Foutez-vous la paix de Fabrice Midal, que je
destine à ZB pour son anniversaire. En ce moment, impossible d’éviter le
message : on le retrouve sujet de bon nombre d’articles
et en bonne place dans bien des devantures. Mais j’apprécie F. Midal depuis de
nombreuses années et je crois que cette lecture pourra offrir quelques
ouvertures à ZB, toujours perfectionniste, désireux de donner le meilleur de
lui-même et… qui doit faire face aux fortes exigences de son travail.
Une année à la campagne, de Sue Hubbell (NRF, 1988)
est un livre que j’avais emprunté il y a au moins… vingt-cinq ans et que je
n’avais jamais oublié. Je l’ai retrouvé réédité chez Folio. Il y a des livres
comme ça. On les lit, ils restent gravés dans notre mémoire. On en garde comme
un regret, avec au fond de soi le souvenir de quelques passages, de quelques
anecdotes. On se dit qu’on aimerait les retrouver, sans plus se rappeler du
titre, ni de l’auteur. (A l’inverse, il y a ceux qu’on oublie instantanément
après les avoir quittés, qui nous ont si peu marqués qu’on peut les racheter
quelque temps après sans se douter qu’on les a déjà lus, des livres pas
forcément mauvais, ni mal écrits, seulement des livres qui ne nous parlent pas
et auxquels notre mémoire est imperméable). Ce bouquin-ci, c’est l’histoire d’une
biologiste qui a quitté un jour la ville, pour devenir apicultrice dans les
monts Ozarks, au sud du Missouri. S’étant séparée de son époux, elle raconte au
fil des saisons sa vie solitaire mais non isolée : on la voit, dure à la
tâche, se lier aux habitants rudes de ces régions, réparer son vieux pick up cuvée 1954, désensibiliser son futur aide aux piqûres d’abeilles. C’est un livre didactique, savant et divertissant tout à la fois. Je me réjouis de relire cette femme
de caractère, à l’écriture colorée et efficace.
Enfin,
j’ai déniché Chez soi. Une odyssée de
l’espace domestique, de Mona Chollet, journaliste au Monde diplomatique.

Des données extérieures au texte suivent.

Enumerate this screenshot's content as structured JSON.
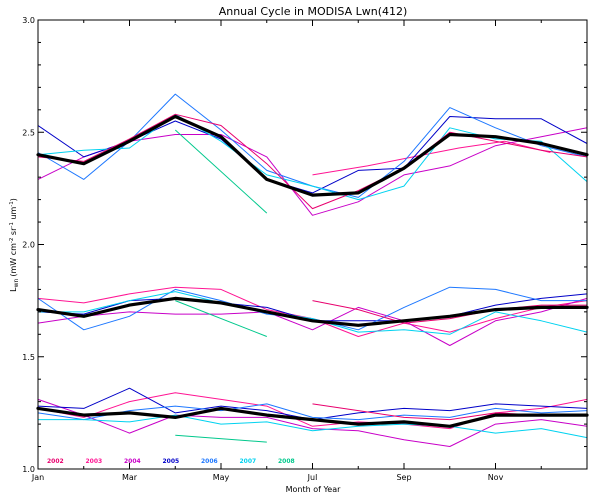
{
  "chart_data": {
    "type": "line",
    "title": "Annual Cycle in MODISA Lwn(412)",
    "xlabel": "Month of Year",
    "ylabel": "Lwn (mW cm⁻² sr⁻¹ um⁻¹)",
    "ylabel_parts": {
      "main": "L",
      "main_sub": "wn",
      "units": "(mW cm",
      "exp1": "-2",
      "mid1": " sr",
      "exp2": "-1",
      "mid2": " um",
      "exp3": "-1",
      "close": ")"
    },
    "xlim": [
      1,
      13
    ],
    "ylim": [
      1.0,
      3.0
    ],
    "x_ticks": [
      {
        "value": 1,
        "label": "Jan"
      },
      {
        "value": 3,
        "label": "Mar"
      },
      {
        "value": 5,
        "label": "May"
      },
      {
        "value": 7,
        "label": "Jul"
      },
      {
        "value": 9,
        "label": "Sep"
      },
      {
        "value": 11,
        "label": "Nov"
      }
    ],
    "y_ticks": [
      {
        "value": 1.0,
        "label": "1.0"
      },
      {
        "value": 1.5,
        "label": "1.5"
      },
      {
        "value": 2.0,
        "label": "2.0"
      },
      {
        "value": 2.5,
        "label": "2.5"
      },
      {
        "value": 3.0,
        "label": "3.0"
      }
    ],
    "grid": false,
    "legend_placement": "bottom-left inside plot",
    "legend": [
      {
        "label": "2002",
        "color": "#e8006e"
      },
      {
        "label": "2003",
        "color": "#ff1493"
      },
      {
        "label": "2004",
        "color": "#c800c8"
      },
      {
        "label": "2005",
        "color": "#0000c8"
      },
      {
        "label": "2006",
        "color": "#1e78ff"
      },
      {
        "label": "2007",
        "color": "#00d2f0"
      },
      {
        "label": "2008",
        "color": "#00c88c"
      }
    ],
    "mean_line": {
      "color": "#000000"
    },
    "panels": [
      {
        "id": "upper",
        "series": [
          {
            "color": "#ff1493",
            "x": [
              7,
              8.2,
              9.2,
              10.2,
              11.2,
              12.2
            ],
            "y": [
              2.31,
              2.35,
              2.39,
              2.43,
              2.46,
              2.41
            ]
          },
          {
            "color": "#c800c8",
            "x": [
              1,
              2,
              3,
              4,
              5,
              6,
              7,
              8,
              9,
              10,
              11,
              12,
              13
            ],
            "y": [
              2.29,
              2.39,
              2.46,
              2.49,
              2.49,
              2.39,
              2.13,
              2.19,
              2.31,
              2.35,
              2.44,
              2.48,
              2.52
            ]
          },
          {
            "color": "#0000c8",
            "x": [
              1,
              2,
              3,
              4,
              5,
              6,
              7,
              8,
              9,
              10,
              11,
              12,
              13
            ],
            "y": [
              2.53,
              2.39,
              2.46,
              2.55,
              2.47,
              2.29,
              2.23,
              2.33,
              2.34,
              2.57,
              2.56,
              2.56,
              2.45
            ]
          },
          {
            "color": "#1e78ff",
            "x": [
              1,
              2,
              3,
              4,
              5,
              6,
              7,
              8,
              9,
              10,
              11,
              12,
              13
            ],
            "y": [
              2.41,
              2.29,
              2.46,
              2.67,
              2.51,
              2.33,
              2.26,
              2.21,
              2.37,
              2.61,
              2.52,
              2.44,
              2.39
            ]
          },
          {
            "color": "#00d2f0",
            "x": [
              1,
              2,
              3,
              4,
              5,
              6,
              7,
              8,
              9,
              10,
              11,
              12,
              13
            ],
            "y": [
              2.4,
              2.42,
              2.43,
              2.58,
              2.46,
              2.31,
              2.26,
              2.2,
              2.26,
              2.52,
              2.47,
              2.46,
              2.28
            ]
          },
          {
            "color": "#00c88c",
            "x": [
              4,
              6
            ],
            "y": [
              2.51,
              2.14
            ]
          },
          {
            "color": "#e8006e",
            "x": [
              1,
              2,
              3,
              4,
              5,
              6,
              7,
              8,
              9,
              10,
              11,
              12,
              13
            ],
            "y": [
              2.39,
              2.37,
              2.47,
              2.58,
              2.53,
              2.36,
              2.16,
              2.24,
              2.34,
              2.5,
              2.46,
              2.42,
              2.39
            ]
          }
        ],
        "mean": {
          "x": [
            1,
            2,
            3,
            4,
            5,
            6,
            7,
            8,
            9,
            10,
            11,
            12,
            13
          ],
          "y": [
            2.4,
            2.36,
            2.46,
            2.57,
            2.48,
            2.29,
            2.22,
            2.23,
            2.34,
            2.49,
            2.48,
            2.45,
            2.4
          ]
        }
      },
      {
        "id": "middle",
        "series": [
          {
            "color": "#ff1493",
            "x": [
              1,
              2,
              3,
              4,
              5,
              6,
              7,
              8,
              9,
              10,
              11,
              12,
              13
            ],
            "y": [
              1.76,
              1.74,
              1.78,
              1.81,
              1.8,
              1.71,
              1.67,
              1.59,
              1.65,
              1.61,
              1.67,
              1.72,
              1.75
            ]
          },
          {
            "color": "#c800c8",
            "x": [
              1,
              2,
              3,
              4,
              5,
              6,
              7,
              8,
              9,
              10,
              11,
              12,
              13
            ],
            "y": [
              1.65,
              1.68,
              1.7,
              1.69,
              1.69,
              1.7,
              1.62,
              1.72,
              1.66,
              1.55,
              1.66,
              1.7,
              1.76
            ]
          },
          {
            "color": "#0000c8",
            "x": [
              1,
              2,
              3,
              4,
              5,
              6,
              7,
              8,
              9,
              10,
              11,
              12,
              13
            ],
            "y": [
              1.7,
              1.69,
              1.75,
              1.76,
              1.74,
              1.72,
              1.66,
              1.66,
              1.66,
              1.68,
              1.73,
              1.76,
              1.78
            ]
          },
          {
            "color": "#1e78ff",
            "x": [
              1,
              2,
              3,
              4,
              5,
              6,
              7,
              8,
              9,
              10,
              11,
              12,
              13
            ],
            "y": [
              1.76,
              1.62,
              1.68,
              1.8,
              1.75,
              1.69,
              1.67,
              1.62,
              1.72,
              1.81,
              1.8,
              1.75,
              1.75
            ]
          },
          {
            "color": "#00d2f0",
            "x": [
              1,
              2,
              3,
              4,
              5,
              6,
              7,
              8,
              9,
              10,
              11,
              12,
              13
            ],
            "y": [
              1.7,
              1.7,
              1.75,
              1.79,
              1.74,
              1.7,
              1.67,
              1.61,
              1.62,
              1.6,
              1.7,
              1.66,
              1.61
            ]
          },
          {
            "color": "#00c88c",
            "x": [
              4,
              6
            ],
            "y": [
              1.75,
              1.59
            ]
          },
          {
            "color": "#e8006e",
            "x": [
              7,
              8,
              9,
              10,
              11,
              12,
              13
            ],
            "y": [
              1.75,
              1.71,
              1.65,
              1.67,
              1.71,
              1.73,
              1.73
            ]
          }
        ],
        "mean": {
          "x": [
            1,
            2,
            3,
            4,
            5,
            6,
            7,
            8,
            9,
            10,
            11,
            12,
            13
          ],
          "y": [
            1.71,
            1.68,
            1.73,
            1.76,
            1.74,
            1.7,
            1.66,
            1.64,
            1.66,
            1.68,
            1.71,
            1.72,
            1.72
          ]
        }
      },
      {
        "id": "lower",
        "series": [
          {
            "color": "#ff1493",
            "x": [
              1,
              2,
              3,
              4,
              5,
              6,
              7,
              8,
              9,
              10,
              11,
              12,
              13
            ],
            "y": [
              1.27,
              1.23,
              1.3,
              1.34,
              1.31,
              1.28,
              1.19,
              1.21,
              1.2,
              1.18,
              1.25,
              1.27,
              1.31
            ]
          },
          {
            "color": "#c800c8",
            "x": [
              1,
              2,
              3,
              4,
              5,
              6,
              7,
              8,
              9,
              10,
              11,
              12,
              13
            ],
            "y": [
              1.31,
              1.24,
              1.16,
              1.24,
              1.23,
              1.23,
              1.18,
              1.17,
              1.13,
              1.1,
              1.2,
              1.22,
              1.19
            ]
          },
          {
            "color": "#0000c8",
            "x": [
              1,
              2,
              3,
              4,
              5,
              6,
              7,
              8,
              9,
              10,
              11,
              12,
              13
            ],
            "y": [
              1.28,
              1.27,
              1.36,
              1.25,
              1.28,
              1.26,
              1.22,
              1.25,
              1.27,
              1.26,
              1.29,
              1.28,
              1.27
            ]
          },
          {
            "color": "#1e78ff",
            "x": [
              1,
              2,
              3,
              4,
              5,
              6,
              7,
              8,
              9,
              10,
              11,
              12,
              13
            ],
            "y": [
              1.25,
              1.22,
              1.26,
              1.28,
              1.26,
              1.29,
              1.23,
              1.22,
              1.24,
              1.23,
              1.27,
              1.25,
              1.26
            ]
          },
          {
            "color": "#00d2f0",
            "x": [
              1,
              2,
              3,
              4,
              5,
              6,
              7,
              8,
              9,
              10,
              11,
              12,
              13
            ],
            "y": [
              1.22,
              1.22,
              1.21,
              1.24,
              1.2,
              1.21,
              1.17,
              1.19,
              1.2,
              1.19,
              1.16,
              1.18,
              1.14
            ]
          },
          {
            "color": "#00c88c",
            "x": [
              4,
              6
            ],
            "y": [
              1.15,
              1.12
            ]
          },
          {
            "color": "#e8006e",
            "x": [
              7,
              8,
              9,
              10,
              11,
              12,
              13
            ],
            "y": [
              1.29,
              1.26,
              1.23,
              1.22,
              1.25,
              1.24,
              1.24
            ]
          }
        ],
        "mean": {
          "x": [
            1,
            2,
            3,
            4,
            5,
            6,
            7,
            8,
            9,
            10,
            11,
            12,
            13
          ],
          "y": [
            1.27,
            1.24,
            1.25,
            1.23,
            1.27,
            1.24,
            1.22,
            1.2,
            1.21,
            1.19,
            1.24,
            1.24,
            1.24
          ]
        }
      }
    ]
  }
}
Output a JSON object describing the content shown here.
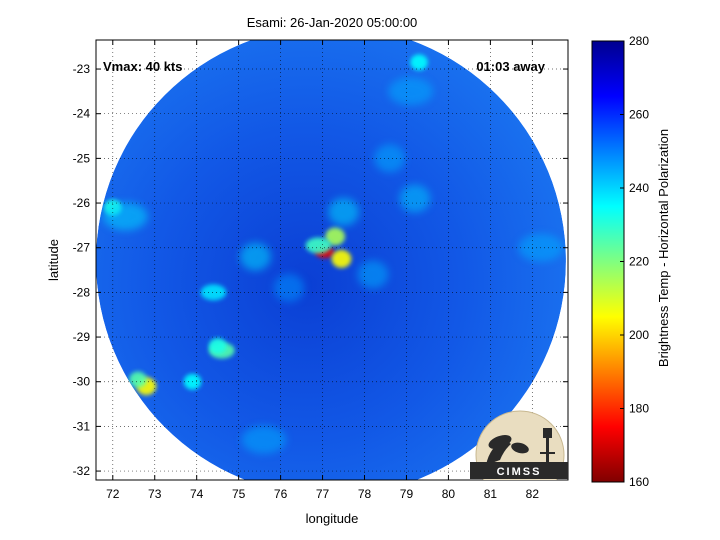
{
  "chart_data": {
    "type": "heatmap",
    "title": "Esami: 26-Jan-2020 05:00:00",
    "xlabel": "longitude",
    "ylabel": "latitude",
    "xlim": [
      71.6,
      82.85
    ],
    "ylim": [
      -32.2,
      -22.35
    ],
    "x_ticks": [
      "72",
      "73",
      "74",
      "75",
      "76",
      "77",
      "78",
      "79",
      "80",
      "81",
      "82"
    ],
    "y_ticks": [
      "-23",
      "-24",
      "-25",
      "-26",
      "-27",
      "-28",
      "-29",
      "-30",
      "-31",
      "-32"
    ],
    "grid": true,
    "colorbar": {
      "label": "Brightness Temp - Horizontal Polarization",
      "min": 160,
      "max": 280,
      "ticks": [
        "280",
        "260",
        "240",
        "220",
        "200",
        "180",
        "160"
      ]
    },
    "swath_center": {
      "lon": 77.2,
      "lat": -27.3
    },
    "annotations": {
      "vmax": "Vmax: 40 kts",
      "time_away": "01:03 away"
    },
    "features": [
      {
        "lon": 77.05,
        "lat": -27.1,
        "value": 172
      },
      {
        "lon": 77.3,
        "lat": -26.75,
        "value": 215
      },
      {
        "lon": 77.45,
        "lat": -27.25,
        "value": 205
      },
      {
        "lon": 76.9,
        "lat": -26.95,
        "value": 228
      },
      {
        "lon": 77.5,
        "lat": -26.2,
        "value": 240
      },
      {
        "lon": 72.0,
        "lat": -26.1,
        "value": 232
      },
      {
        "lon": 72.3,
        "lat": -26.3,
        "value": 240
      },
      {
        "lon": 72.8,
        "lat": -30.1,
        "value": 205
      },
      {
        "lon": 72.6,
        "lat": -29.95,
        "value": 225
      },
      {
        "lon": 74.6,
        "lat": -29.3,
        "value": 225
      },
      {
        "lon": 74.5,
        "lat": -29.2,
        "value": 232
      },
      {
        "lon": 73.9,
        "lat": -30.0,
        "value": 235
      },
      {
        "lon": 74.4,
        "lat": -28.0,
        "value": 238
      },
      {
        "lon": 75.4,
        "lat": -27.2,
        "value": 240
      },
      {
        "lon": 79.3,
        "lat": -22.85,
        "value": 235
      },
      {
        "lon": 79.1,
        "lat": -23.5,
        "value": 245
      },
      {
        "lon": 78.6,
        "lat": -25.0,
        "value": 245
      },
      {
        "lon": 79.2,
        "lat": -25.9,
        "value": 242
      },
      {
        "lon": 82.2,
        "lat": -27.0,
        "value": 245
      },
      {
        "lon": 78.2,
        "lat": -27.6,
        "value": 245
      },
      {
        "lon": 81.5,
        "lat": -31.2,
        "value": 248
      },
      {
        "lon": 75.6,
        "lat": -31.3,
        "value": 245
      },
      {
        "lon": 76.2,
        "lat": -27.9,
        "value": 248
      }
    ]
  },
  "colors": {
    "background": "#ffffff",
    "axes_bg": "#ffffff",
    "swath_base": "#1560e8"
  },
  "logo": {
    "text": "CIMSS"
  }
}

Je cherchais depuis longtemps un livre comme celui-ci, bien écrit, sans être pédant, qui ne soit pas une étude sur l’habitat, mais qui traite de l’habitat vécu. Le livre de M. Chollet développe des idées originales et déconstruit pas mal de préjugés sur notre manière de vivre dans nos maisons. Elle valorise « la sagesse des casaniers », remodèle notre vision de la cohabitation, ainsi que du travail domestique (l'auteure lui rend ses lettres de noblesse en le définissant comme un indispensable déblayage qui nous concerne tous, hommes ou femmes . « L’esprit se désencombre, l’énergie
se renouvelle, l’horizon se dégage »). Le livre s'achève par un chapitre sur l'habitat idéal. De quoi stimuler l'imaginaire..
La
météo, si peu clémente à Bordeaux, peut maintenant venir faire des ravages dans ma région. Je bloque d'ores et déjà des plages de lecture, allongée dans ma méridienne et prête à faire main basse sur les derniers cannelés.